The output should look like this:

downloading role 'ntp', owned by bennojoy

no version specified, installing master

- downloading role from https://github.com/bennojoy/ntp/archive/master.tar.gz

- extracting bennojoy.ntp to ./roles/bennojoy.ntp

write_galaxy_install_info!

bennojoy.ntp was installed successfully

The ansible-galaxy tool will install the role files to roles/bennojoy.ntp.

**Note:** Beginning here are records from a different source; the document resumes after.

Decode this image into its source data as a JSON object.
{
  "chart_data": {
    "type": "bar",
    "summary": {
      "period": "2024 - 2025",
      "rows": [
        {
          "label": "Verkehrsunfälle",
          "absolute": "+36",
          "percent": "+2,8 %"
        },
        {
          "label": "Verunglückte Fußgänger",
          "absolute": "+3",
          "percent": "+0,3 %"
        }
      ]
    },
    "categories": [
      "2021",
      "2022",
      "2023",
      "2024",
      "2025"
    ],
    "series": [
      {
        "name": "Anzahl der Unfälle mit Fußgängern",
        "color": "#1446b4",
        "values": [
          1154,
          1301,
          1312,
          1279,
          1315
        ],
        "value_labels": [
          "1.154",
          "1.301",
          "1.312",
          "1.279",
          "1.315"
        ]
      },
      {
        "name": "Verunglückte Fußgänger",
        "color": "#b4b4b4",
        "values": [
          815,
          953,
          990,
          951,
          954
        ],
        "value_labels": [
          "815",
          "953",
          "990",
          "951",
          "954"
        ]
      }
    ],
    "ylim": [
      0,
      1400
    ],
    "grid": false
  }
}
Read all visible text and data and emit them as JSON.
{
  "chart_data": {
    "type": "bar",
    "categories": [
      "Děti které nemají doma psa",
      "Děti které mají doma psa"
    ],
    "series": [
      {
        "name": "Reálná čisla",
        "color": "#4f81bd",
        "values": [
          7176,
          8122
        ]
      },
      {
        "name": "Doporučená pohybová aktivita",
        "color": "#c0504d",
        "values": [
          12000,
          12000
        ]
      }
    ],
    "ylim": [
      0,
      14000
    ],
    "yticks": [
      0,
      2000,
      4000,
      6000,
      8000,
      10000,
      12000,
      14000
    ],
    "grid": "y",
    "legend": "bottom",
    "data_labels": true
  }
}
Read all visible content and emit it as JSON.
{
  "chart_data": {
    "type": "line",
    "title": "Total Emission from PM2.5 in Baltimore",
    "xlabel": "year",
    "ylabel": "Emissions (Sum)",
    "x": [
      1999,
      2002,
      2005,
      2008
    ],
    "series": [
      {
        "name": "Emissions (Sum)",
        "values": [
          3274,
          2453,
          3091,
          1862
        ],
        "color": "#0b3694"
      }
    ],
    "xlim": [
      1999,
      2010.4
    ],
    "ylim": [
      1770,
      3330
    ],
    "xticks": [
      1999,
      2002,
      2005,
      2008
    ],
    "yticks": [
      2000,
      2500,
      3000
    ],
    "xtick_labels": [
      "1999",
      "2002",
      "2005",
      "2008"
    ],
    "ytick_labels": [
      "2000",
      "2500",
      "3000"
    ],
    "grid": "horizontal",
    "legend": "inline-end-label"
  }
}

Ansible will install some metadata about the installation to the ./roles/bennojoy.ntp/meta/.galaxy_install_info file. On my machine, that file contains:

{install_date: 'Sat Oct 4 20:12:58 2014', version: master}

NOTE

The bennojoy.ntp role does not have a specific version number, so the version is simply listed as “master.” Some roles will have a specific version number, such as 1.2.

List installed roles

You can list installed roles by doing:

$ ansible-galaxy list

Output should look like this:

bennojoy.ntp, master

Uninstall a role

Remove a role with the remove command:

$ ansible-galaxy remove bennojoy.ntp

Contributing Your Own Role

See “How To Share Roles You’ve Written” on the Ansible Galaxy website for details on how to contribute a role to the community. Because the roles are hosted on GitHub, you’ll need to have a GitHub account to contribute.

At this point, you should now have an understanding of how to use roles, how to write your own roles, and how to download roles written by others. Roles are a great way to organize your playbooks. I use them all the time, and I highly recommend them.

1 NTP stands for Network Time Protocol, used for synchronizing clocks.